Here is a stab at making it recursive:

template<class T,
  typename std::enable_if< !std::is_class<T>{}, bool>::type = true
>
auto refl_tie( T const& t )
  RETURNS(std::tie(t))

template<class...Ts,
  typename std::enable_if< (sizeof...(Ts) > 1), bool>::type = true
>
auto refl_tie( Ts const&... ts )
  RETURNS(std::make_tuple(refl_tie(ts)...))

template<class T, std::size_t N>
auto refl_tie( T const(&t)[N] ) {
  // lots of work in C++11 to support this case, todo.
  // in C++17 I could just make a tie of each of the N elements of the array?

  // in C++11 I might write a custom struct that supports an array
  // reference/pointer of fixed size and implements =, ==, !=, <, etc.
}

struct foo {
  int x;
};
struct bar {
  foo f1, f2;
};
auto refl_tie( foo const& s )
  RETURNS( refl_tie( s.x ) )
auto refl_tie( bar const& s )
  RETURNS( refl_tie( s.f1, s.f2 ) )

c++17 refl_tie(array) (fully recursive, even supports arrays-of-arrays):

template<class T, std::size_t N, std::size_t...Is>
auto array_refl( T const(&t)[N], std::index_sequence<Is...> )
  RETURNS( std::array<decltype( refl_tie(t[0]) ), N>{ refl_tie( t[Is] )... } )

template<class T, std::size_t N>
auto refl_tie( T(&t)[N] )
  RETURNS( array_refl( t, std::make_index_sequence<N>{} ) )

Live example.

Here I use a std::array of refl_tie. This is much faster than my previous tuple of refl_tie at compile time.

Also

template<class T,
  typename std::enable_if< !std::is_class<T>{}, bool>::type = true
>
auto refl_tie( T const& t )
  RETURNS(std::cref(t))

using std::cref here instead of std::tie could save on compile-time overhead, as cref is a much simpler class than tuple.

Finally, you should add

template<class T, std::size_t N, class...Ts>
auto refl_tie( T(&t)[N], Ts&&... ) = delete;

which will prevent array members from decaying to pointers and falling back on pointer-equality (which you probably don't want from arrays).
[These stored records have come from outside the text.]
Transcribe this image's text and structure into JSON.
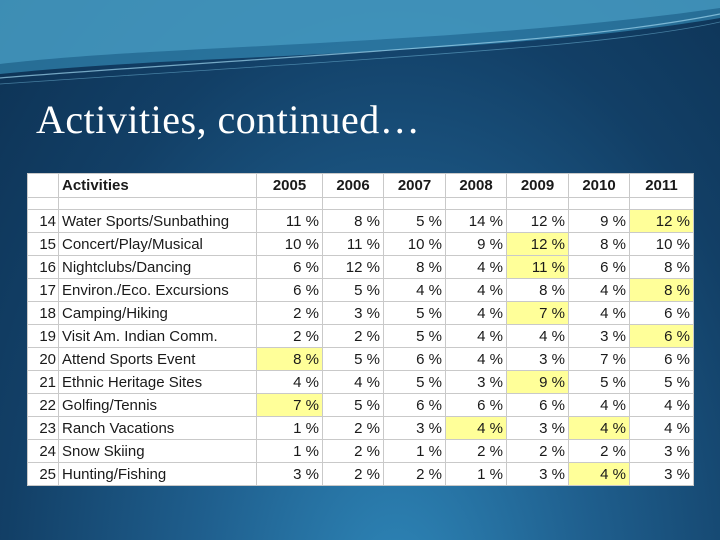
{
  "slide": {
    "title": "Activities, continued…",
    "highlight_color": "#ffff99"
  },
  "table": {
    "header_label": "Activities",
    "years": [
      "2005",
      "2006",
      "2007",
      "2008",
      "2009",
      "2010",
      "2011"
    ],
    "rows": [
      {
        "num": "14",
        "activity": "Water Sports/Sunbathing",
        "values": [
          "11 %",
          "8 %",
          "5 %",
          "14 %",
          "12 %",
          "9 %",
          "12 %"
        ],
        "highlight": [
          false,
          false,
          false,
          false,
          false,
          false,
          true
        ]
      },
      {
        "num": "15",
        "activity": "Concert/Play/Musical",
        "values": [
          "10 %",
          "11 %",
          "10 %",
          "9 %",
          "12 %",
          "8 %",
          "10 %"
        ],
        "highlight": [
          false,
          false,
          false,
          false,
          true,
          false,
          false
        ]
      },
      {
        "num": "16",
        "activity": "Nightclubs/Dancing",
        "values": [
          "6 %",
          "12 %",
          "8 %",
          "4 %",
          "11 %",
          "6 %",
          "8 %"
        ],
        "highlight": [
          false,
          false,
          false,
          false,
          true,
          false,
          false
        ]
      },
      {
        "num": "17",
        "activity": "Environ./Eco. Excursions",
        "values": [
          "6 %",
          "5 %",
          "4 %",
          "4 %",
          "8 %",
          "4 %",
          "8 %"
        ],
        "highlight": [
          false,
          false,
          false,
          false,
          false,
          false,
          true
        ]
      },
      {
        "num": "18",
        "activity": "Camping/Hiking",
        "values": [
          "2 %",
          "3 %",
          "5 %",
          "4 %",
          "7 %",
          "4 %",
          "6 %"
        ],
        "highlight": [
          false,
          false,
          false,
          false,
          true,
          false,
          false
        ]
      },
      {
        "num": "19",
        "activity": "Visit Am. Indian Comm.",
        "values": [
          "2 %",
          "2 %",
          "5 %",
          "4 %",
          "4 %",
          "3 %",
          "6 %"
        ],
        "highlight": [
          false,
          false,
          false,
          false,
          false,
          false,
          true
        ]
      },
      {
        "num": "20",
        "activity": "Attend Sports Event",
        "values": [
          "8 %",
          "5 %",
          "6 %",
          "4 %",
          "3 %",
          "7 %",
          "6 %"
        ],
        "highlight": [
          true,
          false,
          false,
          false,
          false,
          false,
          false
        ]
      },
      {
        "num": "21",
        "activity": "Ethnic Heritage Sites",
        "values": [
          "4 %",
          "4 %",
          "5 %",
          "3 %",
          "9 %",
          "5 %",
          "5 %"
        ],
        "highlight": [
          false,
          false,
          false,
          false,
          true,
          false,
          false
        ]
      },
      {
        "num": "22",
        "activity": "Golfing/Tennis",
        "values": [
          "7 %",
          "5 %",
          "6 %",
          "6 %",
          "6 %",
          "4 %",
          "4 %"
        ],
        "highlight": [
          true,
          false,
          false,
          false,
          false,
          false,
          false
        ]
      },
      {
        "num": "23",
        "activity": "Ranch Vacations",
        "values": [
          "1 %",
          "2 %",
          "3 %",
          "4 %",
          "3 %",
          "4 %",
          "4 %"
        ],
        "highlight": [
          false,
          false,
          false,
          true,
          false,
          true,
          false
        ]
      },
      {
        "num": "24",
        "activity": "Snow Skiing",
        "values": [
          "1 %",
          "2 %",
          "1 %",
          "2 %",
          "2 %",
          "2 %",
          "3 %"
        ],
        "highlight": [
          false,
          false,
          false,
          false,
          false,
          false,
          false
        ]
      },
      {
        "num": "25",
        "activity": "Hunting/Fishing",
        "values": [
          "3 %",
          "2 %",
          "2 %",
          "1 %",
          "3 %",
          "4 %",
          "3 %"
        ],
        "highlight": [
          false,
          false,
          false,
          false,
          false,
          true,
          false
        ]
      }
    ]
  }
}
Without this, if you pass an array to a non-reflected struct in, it falls back on pointer-to-non-reflected struct refl_tie, which works and returns nonsense.

With this, you end up with a compile-time error.


Support for recursion through library types is tricky. You could std::tie them:

template<class T, class A>
auto refl_tie( std::vector<T, A> const& v )
  RETURNS( std::tie(v) )

but that doesn't support recursion through it.